Ott doesn’t believe he’ll experience something similar in Buffalo.
“What a first-class place to be able to play now,” he said.
Sabres general manager Darcy Regier said center Travis Turnbull, a restricted free agent who played his first three NHL games last season, likely won’t be back.
“We have not spoken with Travis, in part because of a shift of some other needs in Rochester,” he said. “We’re beginning to fill up there. I won’t say he’s off the page, but there are probably some other needs ahead of what he provides.”
The Sabres summoned Turnbull when they needed some toughness.

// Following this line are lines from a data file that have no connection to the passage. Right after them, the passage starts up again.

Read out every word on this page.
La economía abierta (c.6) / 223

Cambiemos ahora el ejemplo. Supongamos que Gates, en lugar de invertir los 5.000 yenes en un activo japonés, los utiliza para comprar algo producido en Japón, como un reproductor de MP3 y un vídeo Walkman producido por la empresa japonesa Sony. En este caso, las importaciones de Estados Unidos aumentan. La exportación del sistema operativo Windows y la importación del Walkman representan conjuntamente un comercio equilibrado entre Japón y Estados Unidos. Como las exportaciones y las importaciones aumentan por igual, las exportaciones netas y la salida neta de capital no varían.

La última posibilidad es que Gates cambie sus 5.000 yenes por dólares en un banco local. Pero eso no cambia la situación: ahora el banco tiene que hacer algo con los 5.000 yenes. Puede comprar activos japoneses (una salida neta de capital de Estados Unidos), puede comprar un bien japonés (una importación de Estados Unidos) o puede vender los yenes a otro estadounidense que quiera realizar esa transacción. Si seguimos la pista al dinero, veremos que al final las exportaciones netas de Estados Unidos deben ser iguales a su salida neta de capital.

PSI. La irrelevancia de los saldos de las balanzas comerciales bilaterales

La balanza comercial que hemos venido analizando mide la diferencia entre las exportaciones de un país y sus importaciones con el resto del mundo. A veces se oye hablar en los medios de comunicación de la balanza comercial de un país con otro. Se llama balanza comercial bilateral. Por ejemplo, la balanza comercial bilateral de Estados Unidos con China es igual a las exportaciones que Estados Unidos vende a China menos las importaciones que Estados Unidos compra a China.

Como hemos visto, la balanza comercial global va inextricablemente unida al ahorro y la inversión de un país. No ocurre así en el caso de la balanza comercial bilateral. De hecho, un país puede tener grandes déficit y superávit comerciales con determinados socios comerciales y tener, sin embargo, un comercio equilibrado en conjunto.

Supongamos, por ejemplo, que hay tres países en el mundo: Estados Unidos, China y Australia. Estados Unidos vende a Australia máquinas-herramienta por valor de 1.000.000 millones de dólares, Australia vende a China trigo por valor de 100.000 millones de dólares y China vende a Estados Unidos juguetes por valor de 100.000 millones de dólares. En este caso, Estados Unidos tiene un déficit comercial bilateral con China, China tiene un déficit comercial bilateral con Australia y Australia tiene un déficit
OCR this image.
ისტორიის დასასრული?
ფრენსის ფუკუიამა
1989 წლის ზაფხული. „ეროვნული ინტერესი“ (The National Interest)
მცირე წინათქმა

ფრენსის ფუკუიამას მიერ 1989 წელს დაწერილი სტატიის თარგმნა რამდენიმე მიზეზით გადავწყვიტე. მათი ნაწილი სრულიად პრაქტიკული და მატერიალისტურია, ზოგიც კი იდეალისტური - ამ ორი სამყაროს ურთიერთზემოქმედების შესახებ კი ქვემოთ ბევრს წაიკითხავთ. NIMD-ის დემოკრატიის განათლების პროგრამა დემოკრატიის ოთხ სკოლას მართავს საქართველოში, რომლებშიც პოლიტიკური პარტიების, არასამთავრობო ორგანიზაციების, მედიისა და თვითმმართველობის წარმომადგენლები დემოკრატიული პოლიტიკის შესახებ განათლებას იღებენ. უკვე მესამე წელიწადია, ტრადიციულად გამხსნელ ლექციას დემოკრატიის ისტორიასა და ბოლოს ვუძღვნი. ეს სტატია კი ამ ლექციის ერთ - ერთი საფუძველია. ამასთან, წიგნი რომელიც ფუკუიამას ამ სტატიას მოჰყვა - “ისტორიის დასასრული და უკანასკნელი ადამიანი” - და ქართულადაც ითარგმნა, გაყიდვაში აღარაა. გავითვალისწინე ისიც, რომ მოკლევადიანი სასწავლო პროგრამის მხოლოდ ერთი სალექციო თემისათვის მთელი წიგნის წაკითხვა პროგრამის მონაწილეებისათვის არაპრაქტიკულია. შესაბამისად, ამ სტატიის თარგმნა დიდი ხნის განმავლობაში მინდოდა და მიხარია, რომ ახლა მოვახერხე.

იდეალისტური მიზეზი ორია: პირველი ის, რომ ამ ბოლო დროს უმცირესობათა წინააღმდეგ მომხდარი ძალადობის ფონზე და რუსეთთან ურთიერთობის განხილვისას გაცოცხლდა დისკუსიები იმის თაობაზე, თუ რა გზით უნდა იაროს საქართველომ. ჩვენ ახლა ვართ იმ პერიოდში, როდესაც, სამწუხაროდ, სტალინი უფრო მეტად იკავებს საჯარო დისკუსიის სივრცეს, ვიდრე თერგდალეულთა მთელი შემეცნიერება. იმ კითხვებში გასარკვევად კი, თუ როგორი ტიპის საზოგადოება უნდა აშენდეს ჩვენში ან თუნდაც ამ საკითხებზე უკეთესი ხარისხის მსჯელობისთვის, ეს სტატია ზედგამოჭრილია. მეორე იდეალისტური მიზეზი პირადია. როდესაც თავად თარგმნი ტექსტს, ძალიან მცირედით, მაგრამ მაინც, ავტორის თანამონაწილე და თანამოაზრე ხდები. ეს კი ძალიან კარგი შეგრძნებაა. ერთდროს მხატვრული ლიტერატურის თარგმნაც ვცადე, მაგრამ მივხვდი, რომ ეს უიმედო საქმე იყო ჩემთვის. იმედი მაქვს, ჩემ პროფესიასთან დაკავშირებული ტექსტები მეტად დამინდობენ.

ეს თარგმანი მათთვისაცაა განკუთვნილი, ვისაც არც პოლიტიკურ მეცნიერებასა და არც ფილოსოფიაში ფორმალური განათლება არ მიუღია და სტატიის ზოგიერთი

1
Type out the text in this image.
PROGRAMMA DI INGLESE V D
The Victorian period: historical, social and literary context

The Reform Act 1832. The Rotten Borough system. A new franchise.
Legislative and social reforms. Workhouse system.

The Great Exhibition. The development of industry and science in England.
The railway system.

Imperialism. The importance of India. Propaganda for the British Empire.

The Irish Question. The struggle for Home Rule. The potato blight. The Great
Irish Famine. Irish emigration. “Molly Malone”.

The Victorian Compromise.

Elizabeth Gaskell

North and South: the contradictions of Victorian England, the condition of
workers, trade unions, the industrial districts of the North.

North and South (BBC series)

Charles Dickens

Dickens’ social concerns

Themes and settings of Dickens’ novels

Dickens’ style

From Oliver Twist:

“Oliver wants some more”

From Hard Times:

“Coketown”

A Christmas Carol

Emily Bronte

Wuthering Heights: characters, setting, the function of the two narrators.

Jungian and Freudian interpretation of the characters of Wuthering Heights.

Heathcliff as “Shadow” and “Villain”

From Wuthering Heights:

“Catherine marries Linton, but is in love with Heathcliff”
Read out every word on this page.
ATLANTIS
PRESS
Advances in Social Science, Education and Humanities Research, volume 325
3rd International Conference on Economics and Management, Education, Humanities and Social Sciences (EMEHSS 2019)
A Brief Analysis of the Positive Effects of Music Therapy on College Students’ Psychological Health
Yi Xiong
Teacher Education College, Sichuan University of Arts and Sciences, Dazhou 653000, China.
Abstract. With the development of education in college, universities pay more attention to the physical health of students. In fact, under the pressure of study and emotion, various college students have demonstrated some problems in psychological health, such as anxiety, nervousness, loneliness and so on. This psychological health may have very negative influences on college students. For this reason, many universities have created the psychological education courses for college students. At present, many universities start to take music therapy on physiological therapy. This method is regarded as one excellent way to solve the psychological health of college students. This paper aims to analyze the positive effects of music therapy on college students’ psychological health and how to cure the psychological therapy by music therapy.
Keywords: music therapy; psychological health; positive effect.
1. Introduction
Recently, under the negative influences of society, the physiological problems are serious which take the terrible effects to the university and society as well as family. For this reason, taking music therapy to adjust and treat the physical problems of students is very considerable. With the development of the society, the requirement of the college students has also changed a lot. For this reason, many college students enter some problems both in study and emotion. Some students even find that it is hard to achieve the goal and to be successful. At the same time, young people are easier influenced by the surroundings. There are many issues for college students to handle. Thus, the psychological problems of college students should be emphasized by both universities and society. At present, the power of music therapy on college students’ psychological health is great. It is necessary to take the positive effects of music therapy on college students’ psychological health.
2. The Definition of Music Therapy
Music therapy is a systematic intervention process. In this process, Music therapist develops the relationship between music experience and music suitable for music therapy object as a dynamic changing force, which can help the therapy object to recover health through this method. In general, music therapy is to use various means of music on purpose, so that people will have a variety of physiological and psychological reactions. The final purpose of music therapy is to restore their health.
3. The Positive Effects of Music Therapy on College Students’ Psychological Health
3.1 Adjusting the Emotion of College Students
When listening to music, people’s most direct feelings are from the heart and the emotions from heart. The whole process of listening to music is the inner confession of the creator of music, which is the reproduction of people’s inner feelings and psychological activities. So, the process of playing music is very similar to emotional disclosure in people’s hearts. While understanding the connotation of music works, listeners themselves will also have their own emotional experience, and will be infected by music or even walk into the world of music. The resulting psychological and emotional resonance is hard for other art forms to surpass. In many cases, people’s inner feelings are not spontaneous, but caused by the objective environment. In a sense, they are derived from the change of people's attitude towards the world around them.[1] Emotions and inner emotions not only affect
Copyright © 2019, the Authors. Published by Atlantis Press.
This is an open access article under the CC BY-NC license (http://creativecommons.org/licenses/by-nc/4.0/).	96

The 14-year, $110 million offer sheet Philadelphia laid on Nashville defenseman Shea Weber hardly surprised Regier.
Would the Sabres ever give such a long contract?
“Those are things that do get discussed, and they were discussed,” Regier said. “They were discussed with the parties, internally and externally. You have those conversations.”
CBC.ca reported “it’s believed” the Sabres offered Zack Parise and Ryan Suter, two coveted free agents who signed with Minnesota, $100 million each.
“I’ll have to leave that as a report,” Regier said. “I’m not going to comment.”
Regier doesn’t think huge contracts being offered as the NHL asks the NHLPA for concessions in a new collective bargaining agreement is “in any way it’s hypocritical.”
“The clubs are going to compete for players,” he said. “They’re going to play within the rules. Those offers are within the rules. I think it’s a microcosm of a bigger picture. But I certainly we’re very supportive of the league’s on that proposal.”
Ott will wear Roy’s old No. 9, his number growing up. May 9 is also his daughter’s birthday. He wore No. 29 in Dallas.